## 18.5.1
### Dimensionality Reduction
Martha has noticed that so far we have been working with pretty good datasets in terms of data used. Even after some data cleanup, there haven't been too many features to work with. However, she is beginning to worry that her cryptocurrency data has too many features and is not sure how this will affect our model. The way to handle this is with dimensionality reduction.

Think back to our example with the store owner who is trying to sell school supplies. His customer data could contain endless features, or columns. The data could include name, age, address, items bought, amount spent, time spent shopping, zip code, and so forth. Some features just aren't necessary and could throw off our algorithm. For instance, would converting names to an integer value be worth the time or even inform our analysis?

Also, throwing all of these features into the model might overfit the data.

Since overfitting is bad, it is best to find a way to limit features. The process of reducing features is called dimensionality reduction. There are two options for coping with too many features: elimination and extraction.

#### Feature Elimination

Your first idea is to remove a good amount of features so the model won't be run using every column. This is called feature elimination.

Feature elimination means what you think: You remove, or eliminate, a feature from the dataset. In our school supply example, you remove features that aren't relevant to what we're looking for, such as name, address, and zip code. This simple method increases and maintains interpretability.

The downside is, once you remove that feature, you can no longer glean information from it. If we want to know the likelihood of people buying school supplies, but we removed the zip code feature, then we'd miss a detail that could help us understand when certain residents tend to purchase school supplies.

#### Feature Extraction

Feature extraction combines all features into a new set that is ordered by how well they predict our original variable.
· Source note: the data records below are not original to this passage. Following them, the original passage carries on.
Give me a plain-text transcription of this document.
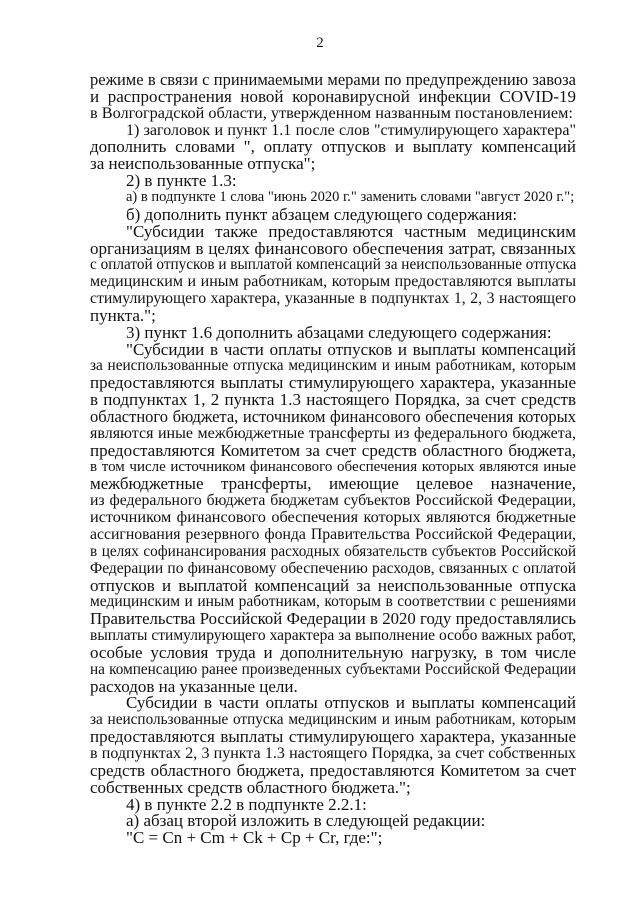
2
режиме в связи с принимаемыми мерами по предупреждению завоза
и распространения новой коронавирусной инфекции COVID-19
в Волгоградской области, утвержденном названным постановлением:
1) заголовок и пункт 1.1 после слов "стимулирующего характера"
дополнить словами ", оплату отпусков и выплату компенсаций
за неиспользованные отпуска";
2) в пункте 1.3:
а) в подпункте 1 слова "июнь 2020 г." заменить словами "август 2020 г.";
б) дополнить пункт абзацем следующего содержания:
"Субсидии также предоставляются частным медицинским
организациям в целях финансового обеспечения затрат, связанных
с оплатой отпусков и выплатой компенсаций за неиспользованные отпуска
медицинским и иным работникам, которым предоставляются выплаты
стимулирующего характера, указанные в подпунктах 1, 2, 3 настоящего
пункта.";
3) пункт 1.6 дополнить абзацами следующего содержания:
"Субсидии в части оплаты отпусков и выплаты компенсаций
за неиспользованные отпуска медицинским и иным работникам, которым
предоставляются выплаты стимулирующего характера, указанные
в подпунктах 1, 2 пункта 1.3 настоящего Порядка, за счет средств
областного бюджета, источником финансового обеспечения которых
являются иные межбюджетные трансферты из федерального бюджета,
предоставляются Комитетом за счет средств областного бюджета,
в том числе источником финансового обеспечения которых являются иные
межбюджетные трансферты, имеющие целевое назначение,
из федерального бюджета бюджетам субъектов Российской Федерации,
источником финансового обеспечения которых являются бюджетные
ассигнования резервного фонда Правительства Российской Федерации,
в целях софинансирования расходных обязательств субъектов Российской
Федерации по финансовому обеспечению расходов, связанных с оплатой
отпусков и выплатой компенсаций за неиспользованные отпуска
медицинским и иным работникам, которым в соответствии с решениями
Правительства Российской Федерации в 2020 году предоставлялись
выплаты стимулирующего характера за выполнение особо важных работ,
особые условия труда и дополнительную нагрузку, в том числе
на компенсацию ранее произведенных субъектами Российской Федерации
расходов на указанные цели.
Субсидии в части оплаты отпусков и выплаты компенсаций
за неиспользованные отпуска медицинским и иным работникам, которым
предоставляются выплаты стимулирующего характера, указанные
в подпунктах 2, 3 пункта 1.3 настоящего Порядка, за счет собственных
средств областного бюджета, предоставляются Комитетом за счет
собственных средств областного бюджета.";
4) в пункте 2.2 в подпункте 2.2.1:
а) абзац второй изложить в следующей редакции:
"С = Сn + Сm + Сk + Сp + Сr, где:";
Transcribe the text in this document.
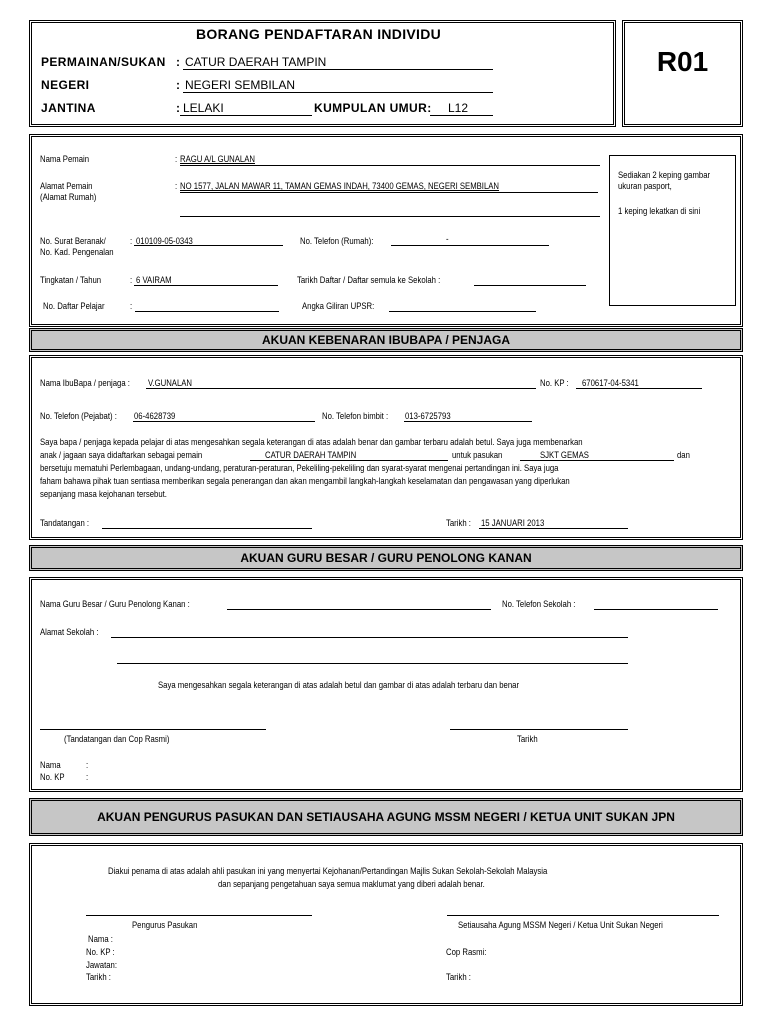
BORANG PENDAFTARAN INDIVIDU
R01
PERMAINAN/SUKAN : CATUR DAERAH TAMPIN
NEGERI	: NEGERI SEMBILAN
JANTINA	: LELAKI	KUMPULAN UMUR: L12
Sediakan 2 keping gambar
ukuran pasport,
1 keping lekatkan di sini
Nama Pemain	: RAGU A/L GUNALAN
Alamat Pemain
(Alamat Rumah)
: NO 1577, JALAN MAWAR 11, TAMAN GEMAS INDAH, 73400 GEMAS, NEGERI SEMBILAN
No. Surat Beranak/
No. Kad. Pengenalan
: 010109-05-0343	No. Telefon (Rumah):	-
Tingkatan / Tahun	: 6 VAIRAM	Tarikh Daftar / Daftar semula ke Sekolah :
No. Daftar Pelajar	:	Angka Giliran UPSR:
AKUAN KEBENARAN IBUBAPA / PENJAGA
Nama IbuBapa / penjaga : V.GUNALAN	No. KP : 670617-04-5341
No. Telefon (Pejabat) : 06-4628739	No. Telefon bimbit : 013-6725793
Saya bapa / penjaga kepada pelajar di atas mengesahkan segala keterangan di atas adalah benar dan gambar terbaru adalah betul. Saya juga membenarkan
anak / jagaan saya didaftarkan sebagai pemain	CATUR DAERAH TAMPIN	untuk pasukan	SJKT GEMAS	dan
bersetuju mematuhi Perlembagaan, undang-undang, peraturan-peraturan, Pekeliling-pekeliling dan syarat-syarat mengenai pertandingan ini. Saya juga
faham bahawa pihak tuan sentiasa memberikan segala penerangan dan akan mengambil langkah-langkah keselamatan dan pengawasan yang diperlukan
sepanjang masa kejohanan tersebut.
Tandatangan :	Tarikh : 15 JANUARI 2013
AKUAN GURU BESAR / GURU PENOLONG KANAN
Nama Guru Besar / Guru Penolong Kanan :	No. Telefon Sekolah :
Alamat Sekolah :
Saya mengesahkan segala keterangan di atas adalah betul dan gambar di atas adalah terbaru dan benar
(Tandatangan dan Cop Rasmi)	Tarikh
Nama	:
No. KP :
AKUAN PENGURUS PASUKAN DAN SETIAUSAHA AGUNG MSSM NEGERI / KETUA UNIT SUKAN JPN
Diakui penama di atas adalah ahli pasukan ini yang menyertai Kejohanan/Pertandingan Majlis Sukan Sekolah-Sekolah Malaysia
dan sepanjang pengetahuan saya semua maklumat yang diberi adalah benar.
Pengurus Pasukan	Setiausaha Agung MSSM Negeri / Ketua Unit Sukan Negeri
Nama :
No. KP :
Jawatan:
Tarikh :
Cop Rasmi:
Tarikh :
In other words, feature extraction reduces the number of dimensions by transforming a large set of variables into a smaller one. This smaller set of variables contains most of the important information from the original large set.
note

Sometimes, you need to use both feature elimination and extraction. For instance, the customer name feature doesn't inform us about whether or not customers will purchase school supplies. So, we would eliminate that feature during the preprocessing stage, then apply extraction on the remaining features.

## 18.5.2
### Principal Component Analysis
Your client assured you that all the data they have collected is important and needs to be used. Being worried about overfitting your data, you decided to use Principal Component Analysis (PCA).

PCA is a statistical technique to speed up machine learning algorithms when the number of input features (or dimensions) is too high. PCA reduces the number of dimensions by transforming a large set of variables into a smaller one that contains most of the information in the original large set.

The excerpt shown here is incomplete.